Common Reasons for HSA/FSA Claim Denials- and How Truemed Helps

Edited

Even when using your HSA or FSA for qualified purchases, claims can be denied due to administrator interpretations, documentation gaps, or timing issues. Below are the most common denial reasons and how Truemed works to prevent them.


Ineligible Expense

Claims are denied when a product or service is not clearly considered a qualified medical expense. This commonly applies to items deemed “dual-purpose,” such as fitness gear, supplements, or general wellness products.

Importantly, IRS Publication 502 is often cited as the standard for eligibility, but it is not a comprehensive list of what qualifies. Publication 502 outlines medical and dental expenses that are deductible on your tax return, and while most of these are also HSA/FSA-eligible, it does not cover every scenario where a health-related purchase could qualify.

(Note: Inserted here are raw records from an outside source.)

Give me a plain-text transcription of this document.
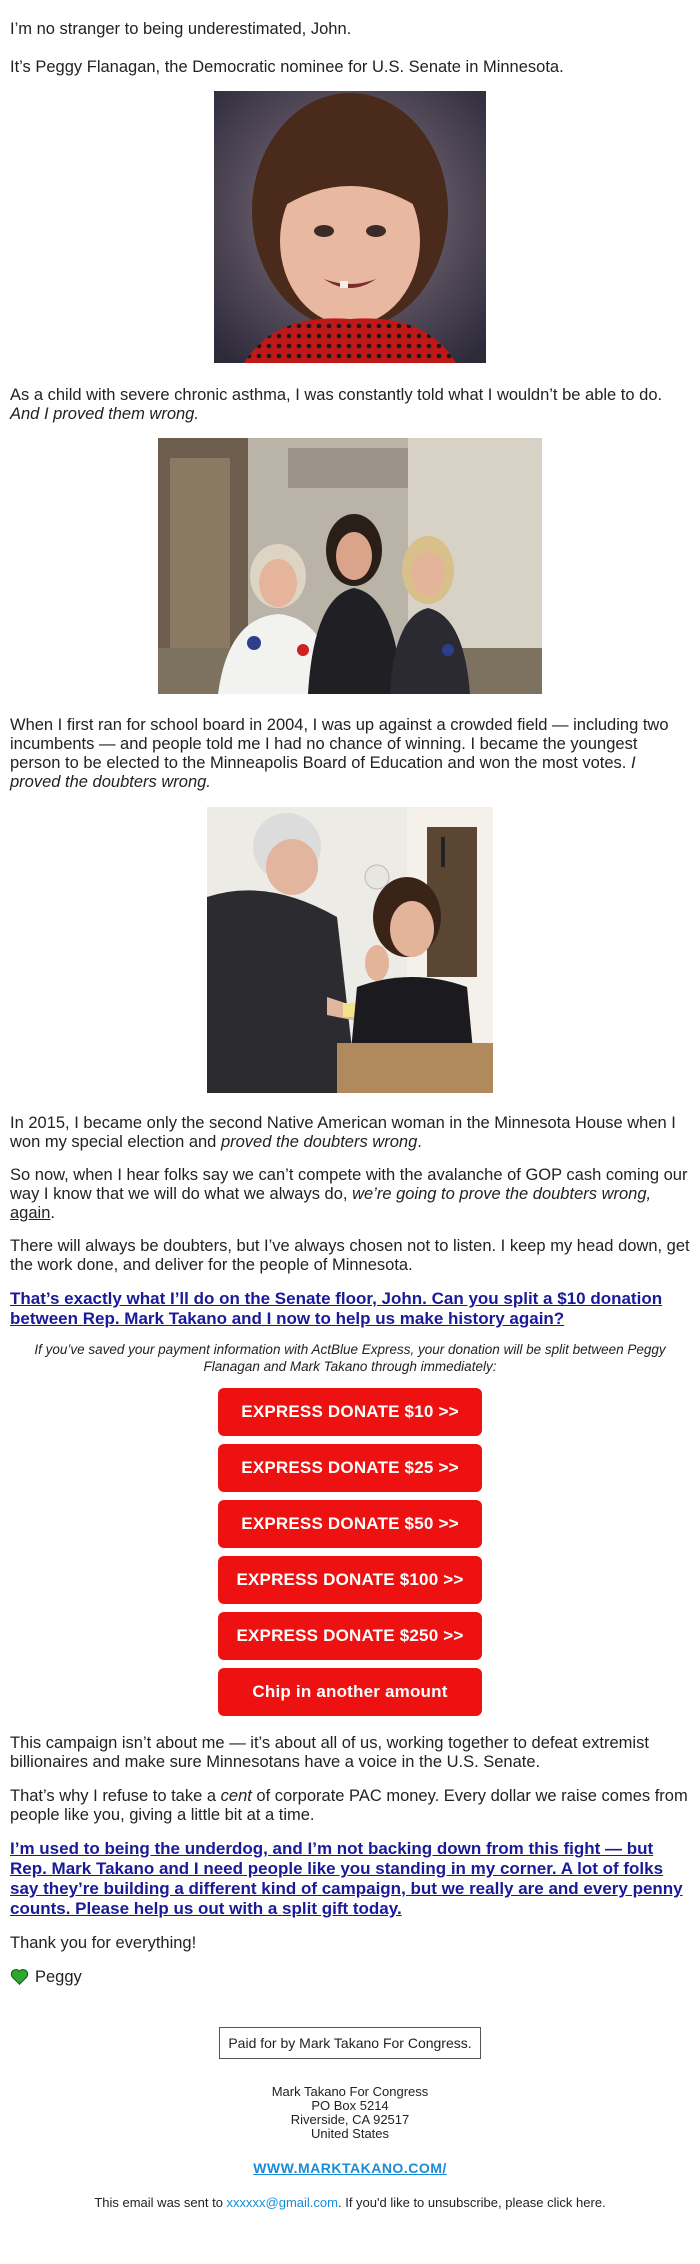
I’m no stranger to being underestimated, John.

It’s Peggy Flanagan, the Democratic nominee for U.S. Senate in Minnesota.

As a child with severe chronic asthma, I was constantly told what I wouldn’t be able to do. And I proved them wrong.

When I first ran for school board in 2004, I was up against a crowded field — including two incumbents — and people told me I had no chance of winning. I became the youngest person to be elected to the Minneapolis Board of Education and won the most votes. I proved the doubters wrong.

In 2015, I became only the second Native American woman in the Minnesota House when I won my special election and proved the doubters wrong.

So now, when I hear folks say we can’t compete with the avalanche of GOP cash coming our way I know that we will do what we always do, we’re going to prove the doubters wrong, again.

There will always be doubters, but I’ve always chosen not to listen. I keep my head down, get the work done, and deliver for the people of Minnesota.

That’s exactly what I’ll do on the Senate floor, John. Can you split a $10 donation between Rep. Mark Takano and I now to help us make history again?

If you’ve saved your payment information with ActBlue Express, your donation will be split between Peggy Flanagan and Mark Takano through immediately:

EXPRESS DONATE $10 >>
EXPRESS DONATE $25 >>
EXPRESS DONATE $50 >>
EXPRESS DONATE $100 >>
EXPRESS DONATE $250 >>
Chip in another amount

This campaign isn’t about me — it’s about all of us, working together to defeat extremist billionaires and make sure Minnesotans have a voice in the U.S. Senate.

That’s why I refuse to take a cent of corporate PAC money. Every dollar we raise comes from people like you, giving a little bit at a time.

I’m used to being the underdog, and I’m not backing down from this fight — but Rep. Mark Takano and I need people like you standing in my corner. A lot of folks say they’re building a different kind of campaign, but we really are and every penny counts. Please help us out with a split gift today.

Thank you for everything!

Peggy

Paid for by Mark Takano For Congress.
Mark Takano For Congress
PO Box 5214
Riverside, CA 92517
United States
WWW.MARKTAKANO.COM/
This email was sent to xxxxxx@gmail.com. If you'd like to unsubscribe, please click here.
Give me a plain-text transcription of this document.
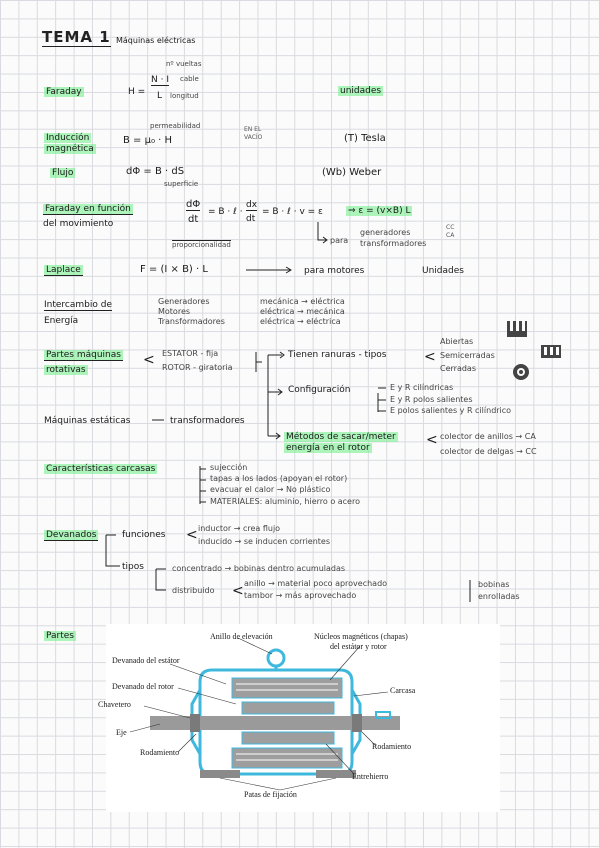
TEMA 1 Máquinas eléctricas
Faraday	H =
N · I
L
nº vueltas
cable
longitud	unidades
Inducción
magnética
permeabilidad
B = μ₀ · H
EN EL
VACÍO	(T) Tesla
Flujo	dΦ = B · dS
superficie
(Wb) Weber
Faraday en función
del movimiento
dΦ
dt
= B · ℓ ·
dx
dt
= B · ℓ · v = ε	⇒ ε = (v×B) L
proporcionalidad	para
generadores
transformadores
CC
CA
Laplace	F = (I × B) · L	para motores	Unidades
Intercambio de
Energía
Generadores
Motores
Transformadores
mecánica → eléctrica
eléctrica → mecánica
eléctrica → eléctrica
Partes máquinas
rotativas
< ESTATOR - fija
ROTOR - giratoria
Tienen ranuras - tipos	<
Abiertas
Semicerradas
Cerradas
Configuración	E y R cilíndricas
E y R polos salientes
E polos salientes y R cilíndrico
Métodos de sacar/meter
energía en el rotor	< colector de anillos → CA
colector de delgas → CC
Máquinas estáticas	transformadores
Características carcasas	sujección
tapas a los lados (apoyan el rotor)
evacuar el calor → No plástico
MATERIALES: aluminio, hierro o acero
Devanados	funciones < inductor → crea flujo
inducido → se inducen corrientes
tipos	concentrado → bobinas dentro acumuladas
distribuido < anillo → material poco aprovechado
tambor → más aprovechado
bobinas
enrolladas
Partes	Anillo de elevación	Núcleos magnéticos (chapas)
del estátor y rotor
Devanado del estátor
Devanado del rotor
Chavetero
Carcasa
Eje
Rodamiento
Rodamiento
Entrehierro
Patas de fijación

To be considered a qualified medical expense when not listed in Publication 502, the purchase must meet the following requirements:

  • A Letter of Medical Necessity from a licensed healthcare provider must confirm the expense is required for a treatment or prevention plan.

  • The product or service must be primarily for the treatment or prevention of a diagnosed medical condition. If used for prevention, the letter must explain how the product directly prevents the condition in a medically meaningful way.

  • The condition itself must be diagnosed by a qualified healthcare provider.

How Truemed Helps:
Truemed works only with products that can be medically justified as treating or preventing a health condition. Our eligibility process includes a medical intake survey that generates a compliant Letter of Medical Necessity when needed. This ensures that purchases meet both the letter and the spirit of IRS rules, even for non-obvious medical products.


Insufficient Documentation

Claims can be denied if documentation is missing or lacks the detail required to justify the expense. This includes vague receipts, missing provider information, or an LMN that lacks clinical rationale.

How Truemed Helps:
We walk customers through a structured intake process that collects all necessary information up front. We also provide itemized receipts and generate a compliant LMN for eligible customers, reducing the chances of denial due to paperwork.


Purchase Date Outside Allowed Timeframe

Expenses are often denied if the purchase falls outside the plan year, grace period, or if the LMN is dated after the purchase. Some administrators strictly enforce these cutoffs.

How Truemed Helps:
We ensure that the LMN is issued either on or before the purchase date. Our system guides users to complete the medical intake in real time to keep documentation aligned with purchase timing.


Merchant Classification Issues

Some administrators decline claims if the merchant does not fall into a recognized medical category, even if the product itself is eligible.

How Truemed Helps:
We partner directly with merchants and use payment infrastructure that routes transactions through a healthcare-compliant pathway. This minimizes the chance that a purchase is denied based on the merchant type.


Mixed Cart (Eligible and Ineligible Items)

If a cart includes both eligible and ineligible products, and split payment is not supported, the transaction may be denied entirely.

How Truemed Helps:
Truemed identifies item-level eligibility and enables split payment at checkout with supported merchants. Customers can apply their HSA/FSA funds to eligible items and pay for the rest with a personal card.


Duplicate or Already Reimbursed Claim

Administrators may reject a claim if it was already submitted, reimbursed, or charged using the HSA/FSA card. Attempting both card payment and reimbursement for the same expense will trigger a denial.

How Truemed Helps:
We provide clear receipts and transaction records to help users avoid accidental duplicate submissions. If a customer needs to request a refund or resubmit, we offer guidance on how to do so without triggering errors.